Modern benchmarks create a dangerous illusion of AI competence by testing only short, isolated interactions. In the vacuum of a single prompt, an agent might look like a genius; however, a joint study by Zhejiang University and Ant Group reveals that when transitioned to real-world analytics, the system suffers a systemic collapse. The problem isn't the number of steps, but an inability to maintain the shifting context of an evolving task.
To test this hypothesis, the researchers introduced LongDS-Bench—a stress test based on 68 Kaggle cases involving over 2,200 iterations. The results are sobering: model accuracy drops by nearly 47 points from the beginning to the end of a session. Even industry leaders barely reach a 48.45% average accuracy. The primary failure points are specific dependencies—state updates, rollbacks to previous stages, and merging data points acquired a dozen steps prior. According to LongDS data, "long-horizon" errors account for 52% to 69% of all failures.
Key Research Findings
Accuracy Halves: As task chains grow more complex, LLM performance degrades rapidly. The Long-Horizon Gap: Agents lose the logical thread if the gap between dependent steps exceeds 11 moves. False Correlations: The accumulation of minor distortions in early stages renders the final result entirely useless.
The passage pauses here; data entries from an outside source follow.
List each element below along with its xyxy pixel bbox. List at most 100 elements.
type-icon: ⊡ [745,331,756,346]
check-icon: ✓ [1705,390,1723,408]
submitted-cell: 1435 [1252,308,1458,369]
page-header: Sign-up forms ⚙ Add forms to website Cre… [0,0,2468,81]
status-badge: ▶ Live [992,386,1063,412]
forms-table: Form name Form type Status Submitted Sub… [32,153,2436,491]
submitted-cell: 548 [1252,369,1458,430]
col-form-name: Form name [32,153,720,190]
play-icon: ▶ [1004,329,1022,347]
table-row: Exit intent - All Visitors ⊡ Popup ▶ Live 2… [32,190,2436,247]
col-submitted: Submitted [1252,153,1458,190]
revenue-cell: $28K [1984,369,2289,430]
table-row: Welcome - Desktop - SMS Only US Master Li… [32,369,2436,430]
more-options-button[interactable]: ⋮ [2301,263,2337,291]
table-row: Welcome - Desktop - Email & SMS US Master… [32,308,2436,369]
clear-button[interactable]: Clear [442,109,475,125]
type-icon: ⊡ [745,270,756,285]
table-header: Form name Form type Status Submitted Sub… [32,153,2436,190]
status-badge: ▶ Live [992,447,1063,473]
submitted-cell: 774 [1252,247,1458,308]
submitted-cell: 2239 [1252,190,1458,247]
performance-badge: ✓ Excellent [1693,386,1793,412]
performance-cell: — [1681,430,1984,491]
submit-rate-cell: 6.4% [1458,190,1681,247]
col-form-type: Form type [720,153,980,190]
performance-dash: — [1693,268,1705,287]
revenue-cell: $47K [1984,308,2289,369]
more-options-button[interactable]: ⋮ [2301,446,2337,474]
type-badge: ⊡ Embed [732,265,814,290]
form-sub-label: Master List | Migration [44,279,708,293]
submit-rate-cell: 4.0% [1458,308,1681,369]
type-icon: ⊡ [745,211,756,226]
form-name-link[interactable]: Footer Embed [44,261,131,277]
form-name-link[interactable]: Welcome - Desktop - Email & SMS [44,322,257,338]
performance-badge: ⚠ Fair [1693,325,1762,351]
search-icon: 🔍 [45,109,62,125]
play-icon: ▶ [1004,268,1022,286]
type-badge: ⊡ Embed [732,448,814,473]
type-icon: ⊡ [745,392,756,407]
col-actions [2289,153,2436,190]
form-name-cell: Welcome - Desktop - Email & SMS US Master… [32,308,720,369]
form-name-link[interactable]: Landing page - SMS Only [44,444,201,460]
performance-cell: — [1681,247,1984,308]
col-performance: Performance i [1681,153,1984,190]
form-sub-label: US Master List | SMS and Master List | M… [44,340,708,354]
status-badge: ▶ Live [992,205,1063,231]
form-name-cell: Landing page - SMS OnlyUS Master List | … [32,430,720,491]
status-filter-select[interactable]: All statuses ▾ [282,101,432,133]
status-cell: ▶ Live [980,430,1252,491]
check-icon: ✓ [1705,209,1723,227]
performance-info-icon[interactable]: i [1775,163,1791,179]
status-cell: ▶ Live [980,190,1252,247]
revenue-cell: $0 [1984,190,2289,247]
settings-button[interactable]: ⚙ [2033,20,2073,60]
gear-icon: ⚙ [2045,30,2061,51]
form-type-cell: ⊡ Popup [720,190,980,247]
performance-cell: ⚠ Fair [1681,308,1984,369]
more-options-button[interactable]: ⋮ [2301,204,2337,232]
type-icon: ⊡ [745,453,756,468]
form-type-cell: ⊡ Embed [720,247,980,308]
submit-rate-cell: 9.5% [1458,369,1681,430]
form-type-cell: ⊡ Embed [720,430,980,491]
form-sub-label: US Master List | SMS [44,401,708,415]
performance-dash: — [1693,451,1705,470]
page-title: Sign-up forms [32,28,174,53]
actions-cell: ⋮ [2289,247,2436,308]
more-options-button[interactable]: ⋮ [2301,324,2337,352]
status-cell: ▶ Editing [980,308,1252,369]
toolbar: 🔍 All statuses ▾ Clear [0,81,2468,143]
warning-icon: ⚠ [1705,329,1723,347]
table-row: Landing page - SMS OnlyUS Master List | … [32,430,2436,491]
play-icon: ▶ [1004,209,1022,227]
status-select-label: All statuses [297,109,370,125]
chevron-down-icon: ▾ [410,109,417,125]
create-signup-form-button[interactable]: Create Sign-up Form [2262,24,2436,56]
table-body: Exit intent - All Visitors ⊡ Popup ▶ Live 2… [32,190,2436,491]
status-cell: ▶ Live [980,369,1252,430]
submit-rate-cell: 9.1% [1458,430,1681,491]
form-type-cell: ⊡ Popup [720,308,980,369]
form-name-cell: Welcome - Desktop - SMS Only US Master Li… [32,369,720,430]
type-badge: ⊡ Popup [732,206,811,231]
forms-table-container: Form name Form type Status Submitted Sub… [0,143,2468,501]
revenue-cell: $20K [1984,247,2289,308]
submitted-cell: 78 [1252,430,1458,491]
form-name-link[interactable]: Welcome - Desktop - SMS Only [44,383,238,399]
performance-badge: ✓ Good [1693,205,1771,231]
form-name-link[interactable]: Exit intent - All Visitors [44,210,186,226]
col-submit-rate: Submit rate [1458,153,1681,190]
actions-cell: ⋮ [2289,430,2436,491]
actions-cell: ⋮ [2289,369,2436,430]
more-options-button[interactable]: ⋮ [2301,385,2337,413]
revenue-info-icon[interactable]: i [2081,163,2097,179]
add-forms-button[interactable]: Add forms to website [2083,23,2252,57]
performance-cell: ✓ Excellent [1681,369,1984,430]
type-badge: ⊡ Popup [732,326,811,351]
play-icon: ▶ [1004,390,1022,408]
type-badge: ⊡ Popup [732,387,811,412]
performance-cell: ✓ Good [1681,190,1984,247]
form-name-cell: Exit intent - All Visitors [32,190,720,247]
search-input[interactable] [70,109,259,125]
Current agentic frameworks are unfit for end-to-end data analysis without rigid oversight. Delegating complex business logic to them remains a high-risk gamble.
When an agent is forced to juggle changing metrics or test counterfactual hypotheses, its logic falls apart. The average gap between dependent steps in the study was 11.3 turns—a distance at which modern LLMs begin to contradict themselves. Instead of a coherent analytical process, we see a workflow degradation where every new step merely scales accumulated distortions.
Until models learn to manage a dynamic task state rather than just executing momentary commands, they will remain tactical assistants for one-off assignments. It is premature to speak of creating an autonomous analyst capable of handling an entire project from start to finish.